If you only want to change the configuration without starting the Gateway and TUI:

# Reconfigure without starting the agent
ollama launch openclaw --config

If the Gateway is already running when you do this, it restarts automatically to pick up the new settings. No manual restart needed.

Configuring Context Length for Agent Workloads

This is the step most tutorials skip, and it is the most common reason OpenClaw underperforms on real tasks.

The official docs state the minimum is 64k tokens, but understand what “minimum” means here. An agent doing a multi-step research task (web search → read page → extract information → summarize → respond) accumulates context across every step.
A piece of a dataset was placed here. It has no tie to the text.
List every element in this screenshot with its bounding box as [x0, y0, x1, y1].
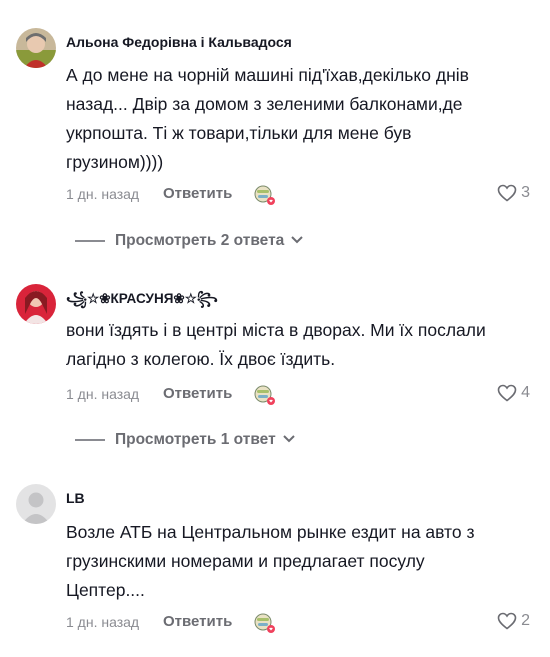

At 64k, you have enough for a few turns with tool calls. For longer conversations or tasks with many tool invocations, you want more headroom. Cloud models are set to their maximum context length automatically and do not need this configuration.

For local models, set context length before launching by using the OLLAMA_NUM_CTX environment variable or by creating a custom Modelfile with the PARAMETER num_ctx directive set to at least 65536. Once configured, verify the setting took effect by checking the model info with ollama show and confirming the context length before running agent workloads.